I will be looking at private sellers, I just figured CarMax was a good place to find what the appropriate comparison would be between the two. I don't doubt they're cheap in California, but here in Houston there aren't all that many around. I found a 2015 Volt for $12000 private sale and Corollas are all over the place, but I'll be doing a test drive at CarMax hopefully this Saturday between the Corolla and Volt just to compare.
edit: Just realized you were talking about Corollas not Volts. My bad!
Plug them both into the edmunds.com TCO calculator to compare expenses. I bet the Corolla wins.
Those prices are both about $2k too high. You should be shopping private owners instead of dealers (but the dealers are handy for test drives).
The Corolla wins, but not by much. $25,833 vs $26,205 over 5 years. Granted that's assuming 15k miles per year and a big price difference. Not sure how their data takes the Volt into account, since how you drive it can have a big impact on fuel costs. Some people use them with all electricity all the time, others were fleet vehicles that never got charged and were basically a hybrid. Basically the $400 difference seems within the margin of error of the calculation.

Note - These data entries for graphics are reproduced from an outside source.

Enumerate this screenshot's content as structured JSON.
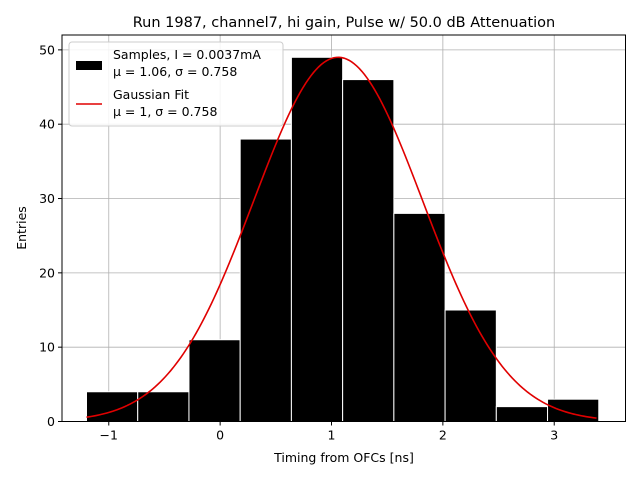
{
  "chart_data": {
    "type": "bar",
    "title": "Run 1987, channel7, hi gain, Pulse w/ 50.0 dB Attenuation",
    "xlabel": "Timing from OFCs [ns]",
    "ylabel": "Entries",
    "xlim": [
      -1.42,
      3.64
    ],
    "ylim": [
      0,
      52
    ],
    "xticks": [
      -1,
      0,
      1,
      2,
      3
    ],
    "xtick_labels": [
      "−1",
      "0",
      "1",
      "2",
      "3"
    ],
    "yticks": [
      0,
      10,
      20,
      30,
      40,
      50
    ],
    "ytick_labels": [
      "0",
      "10",
      "20",
      "30",
      "40",
      "50"
    ],
    "grid": true,
    "legend_position": "top-left",
    "bins": [
      {
        "x0": -1.2,
        "x1": -0.74,
        "value": 4
      },
      {
        "x0": -0.74,
        "x1": -0.28,
        "value": 4
      },
      {
        "x0": -0.28,
        "x1": 0.18,
        "value": 11
      },
      {
        "x0": 0.18,
        "x1": 0.64,
        "value": 38
      },
      {
        "x0": 0.64,
        "x1": 1.1,
        "value": 49
      },
      {
        "x0": 1.1,
        "x1": 1.56,
        "value": 46
      },
      {
        "x0": 1.56,
        "x1": 2.02,
        "value": 28
      },
      {
        "x0": 2.02,
        "x1": 2.48,
        "value": 15
      },
      {
        "x0": 2.48,
        "x1": 2.94,
        "value": 2
      },
      {
        "x0": 2.94,
        "x1": 3.4,
        "value": 3
      }
    ],
    "fit": {
      "mu": 1.06,
      "sigma": 0.758,
      "amplitude": 49,
      "x_range": [
        -1.2,
        3.38
      ]
    },
    "legend": {
      "samples_line1": "Samples, I = 0.0037mA",
      "samples_line2": "μ = 1.06, σ = 0.758",
      "fit_line1": "Gaussian Fit",
      "fit_line2": "μ = 1, σ = 0.758"
    },
    "colors": {
      "bars": "#000000",
      "bar_edge": "#ffffff",
      "fit": "#e00000",
      "grid": "#b0b0b0"
    }
  }
}
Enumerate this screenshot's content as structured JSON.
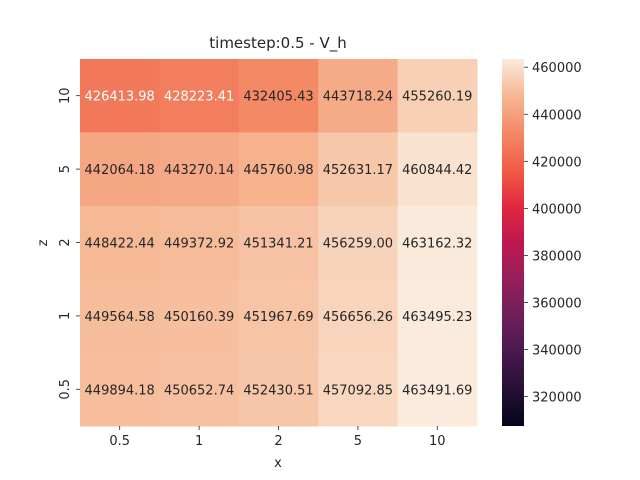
{
  "chart_data": {
    "type": "heatmap",
    "title": "timestep:0.5 - V_h",
    "xlabel": "x",
    "ylabel": "z",
    "x_categories": [
      "0.5",
      "1",
      "2",
      "5",
      "10"
    ],
    "y_categories": [
      "10",
      "5",
      "2",
      "1",
      "0.5"
    ],
    "values": [
      [
        426413.98,
        428223.41,
        432405.43,
        443718.24,
        455260.19
      ],
      [
        442064.18,
        443270.14,
        445760.98,
        452631.17,
        460844.42
      ],
      [
        448422.44,
        449372.92,
        451341.21,
        456259.0,
        463162.32
      ],
      [
        449564.58,
        450160.39,
        451967.69,
        456656.26,
        463495.23
      ],
      [
        449894.18,
        450652.74,
        452430.51,
        457092.85,
        463491.69
      ]
    ],
    "colorbar": {
      "colormap": "rocket",
      "vmin": 307500,
      "vmax": 463495.23,
      "ticks": [
        "320000",
        "340000",
        "360000",
        "380000",
        "400000",
        "420000",
        "440000",
        "460000"
      ]
    },
    "annotations": true
  }
}
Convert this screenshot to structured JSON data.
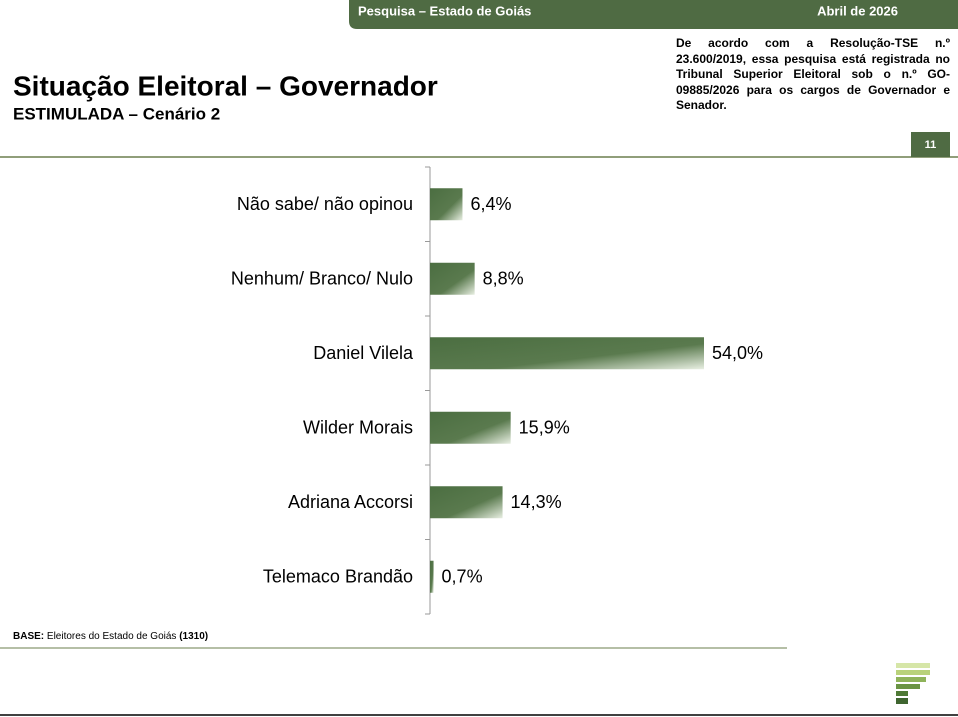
{
  "header": {
    "survey": "Pesquisa – Estado de Goiás",
    "date": "Abril de 2026",
    "title": "Situação Eleitoral – Governador",
    "subtitle": "ESTIMULADA – Cenário 2",
    "note": "De acordo com a Resolução-TSE n.º 23.600/2019, essa pesquisa está registrada no Tribunal Superior Eleitoral sob o n.º GO-09885/2026 para os cargos de Governador e Senador.",
    "page": "11"
  },
  "chart_data": {
    "type": "hbar",
    "categories": [
      "Não sabe/ não opinou",
      "Nenhum/ Branco/ Nulo",
      "Daniel Vilela",
      "Wilder Morais",
      "Adriana Accorsi",
      "Telemaco Brandão"
    ],
    "values": [
      6.4,
      8.8,
      54.0,
      15.9,
      14.3,
      0.7
    ],
    "value_labels": [
      "6,4%",
      "8,8%",
      "54,0%",
      "15,9%",
      "14,3%",
      "0,7%"
    ],
    "color": "#4b6e41"
  },
  "footer": {
    "base_label": "BASE:",
    "base_text": "Eleitores do Estado de Goiás",
    "base_count": "(1310)"
  }
}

How many miles will you be putting on your car each year? How much will each of those miles be costing you?
What are the expected maintenance needs for each car? The Volt *will* need new batteries; do you know how much that will cost?
Why are you letting a girlfriend's tastes dictate what car you get? [A spouse should get a voice, a fiancee maybe, but a girlfriend?]
Can you lower your car use (bike to work or errands sometimes?) What about buying something a few years older and investing the money?
Just a few friendly face punches.
Don't know on batteries since people haven't really had to replace them, so it's not a common repair you can find the cost on. From my research there are multiple components in the battery, so depending what goes wrong there are specific things to be replaced.
The girlfriend comment was a bit tongue in cheek. If I really wanted a Prius, I'd get a Prius. She'd hate it (but it wouldn't be a huge deal), and I'd probably get ridiculed at work pretty often, so that's not the hill I want to die on when other options are just as good. We've been dating 3 years and living together 2, so it's not someone I just met two weeks ago telling me how to live. I do appreciate the concern though.
Something older is also possible, 3-4 years old just seems like the sweet spot for used cars. Old enough that depreciation is slowing down, young enough that owners haven't messed them up with poor maintenance yet. I'll probably try out an older Corolla at CarMax to compare.
I'm a wuss and live in Houston, so I'm not biking these days. I did it in Austin, but Houston is a whole other beast. Yes I know about the article on the lawyer who lives downtown and bikes 40 miles or something like that, but it's not worth it to me to save <15 miles of car travel. I actually live less than 4 miles from work, but go home for lunch to hang out with the girlfriend and dog.